Cosa misura davvero il BMI

Per capire i numeri bisogna partire dalla metrica utilizzata. Eurostat calcola il BMI dividendo il peso, espresso in chilogrammi, per il quadrato dell'altezza in metri. Negli adulti, un valore inferiore a 18,5 indica sottopeso, tra 25 e meno di 30 pre-obesità e da 30 in poi obesità. La categoria del sovrappeso comprende entrambe le ultime due condizioni. 

Il BMI è un indicatore semplice e facilmente confrontabile. Ma non racconta tutto.

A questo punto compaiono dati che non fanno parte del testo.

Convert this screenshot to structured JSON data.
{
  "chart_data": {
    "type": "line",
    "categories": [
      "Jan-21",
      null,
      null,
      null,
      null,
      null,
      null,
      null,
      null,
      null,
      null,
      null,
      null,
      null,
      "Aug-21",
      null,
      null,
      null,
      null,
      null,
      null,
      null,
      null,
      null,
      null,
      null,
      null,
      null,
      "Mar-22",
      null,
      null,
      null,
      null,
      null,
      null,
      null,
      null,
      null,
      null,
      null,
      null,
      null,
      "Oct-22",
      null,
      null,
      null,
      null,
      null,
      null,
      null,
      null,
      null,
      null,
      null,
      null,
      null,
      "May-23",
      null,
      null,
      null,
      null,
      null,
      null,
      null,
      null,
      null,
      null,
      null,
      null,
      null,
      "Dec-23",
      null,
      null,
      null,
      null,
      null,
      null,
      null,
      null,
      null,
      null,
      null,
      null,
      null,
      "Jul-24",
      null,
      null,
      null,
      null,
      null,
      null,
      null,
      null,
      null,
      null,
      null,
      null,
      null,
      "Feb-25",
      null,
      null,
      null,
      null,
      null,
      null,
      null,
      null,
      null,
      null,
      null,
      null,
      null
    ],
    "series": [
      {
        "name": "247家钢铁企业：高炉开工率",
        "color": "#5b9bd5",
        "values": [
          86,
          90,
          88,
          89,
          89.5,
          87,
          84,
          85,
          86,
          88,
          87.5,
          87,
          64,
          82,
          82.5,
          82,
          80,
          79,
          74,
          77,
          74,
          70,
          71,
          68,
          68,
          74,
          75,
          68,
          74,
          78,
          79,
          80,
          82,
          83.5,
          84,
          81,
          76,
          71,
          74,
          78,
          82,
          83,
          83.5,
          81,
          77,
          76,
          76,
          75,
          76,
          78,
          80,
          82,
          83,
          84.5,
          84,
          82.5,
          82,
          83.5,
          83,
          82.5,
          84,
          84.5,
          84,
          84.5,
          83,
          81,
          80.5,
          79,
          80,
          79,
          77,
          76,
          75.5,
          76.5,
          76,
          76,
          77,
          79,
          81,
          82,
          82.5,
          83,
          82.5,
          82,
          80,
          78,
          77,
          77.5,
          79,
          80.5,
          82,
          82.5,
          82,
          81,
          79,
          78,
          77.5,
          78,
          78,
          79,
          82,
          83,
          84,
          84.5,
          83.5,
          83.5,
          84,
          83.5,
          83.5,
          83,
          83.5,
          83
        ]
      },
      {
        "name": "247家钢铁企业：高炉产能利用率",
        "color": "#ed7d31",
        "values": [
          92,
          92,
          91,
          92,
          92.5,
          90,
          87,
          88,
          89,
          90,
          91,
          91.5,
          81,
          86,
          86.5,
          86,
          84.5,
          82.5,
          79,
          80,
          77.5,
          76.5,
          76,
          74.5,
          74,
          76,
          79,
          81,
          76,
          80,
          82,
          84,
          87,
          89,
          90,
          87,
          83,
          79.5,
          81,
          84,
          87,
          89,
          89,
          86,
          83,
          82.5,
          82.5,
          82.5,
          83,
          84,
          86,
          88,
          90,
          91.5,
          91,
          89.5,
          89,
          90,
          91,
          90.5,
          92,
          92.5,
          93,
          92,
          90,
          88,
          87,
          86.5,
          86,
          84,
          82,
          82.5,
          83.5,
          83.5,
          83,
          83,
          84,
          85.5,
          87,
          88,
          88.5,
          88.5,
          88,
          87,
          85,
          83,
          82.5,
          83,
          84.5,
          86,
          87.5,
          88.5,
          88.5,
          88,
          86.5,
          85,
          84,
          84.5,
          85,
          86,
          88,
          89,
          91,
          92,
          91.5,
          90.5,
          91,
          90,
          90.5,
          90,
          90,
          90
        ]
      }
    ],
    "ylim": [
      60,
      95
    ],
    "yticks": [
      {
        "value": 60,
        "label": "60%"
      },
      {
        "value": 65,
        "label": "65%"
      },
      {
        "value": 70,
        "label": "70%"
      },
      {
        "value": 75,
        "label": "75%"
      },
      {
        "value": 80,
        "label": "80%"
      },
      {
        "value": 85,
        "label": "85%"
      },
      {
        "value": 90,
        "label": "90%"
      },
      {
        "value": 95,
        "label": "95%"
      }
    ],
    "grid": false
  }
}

La stessa Organizzazione mondiale della sanità lo definisce un indicatore indiretto dell'adiposità: peso e altezza consentono di individuare una condizione associata a un maggiore rischio per la salute, ma non misurano direttamente la quantità di tessuto adiposo. Per una valutazione clinica possono essere utili anche altre misure, come la circonferenza della vita. 

È un dettaglio tecnico tutt'altro che secondario. Due persone con lo stesso BMI possono avere una composizione corporea diversa: un atleta molto muscoloso, per esempio, può avere un peso elevato senza presentare la stessa quantità di grasso corporeo di una persona sedentaria con identico indice.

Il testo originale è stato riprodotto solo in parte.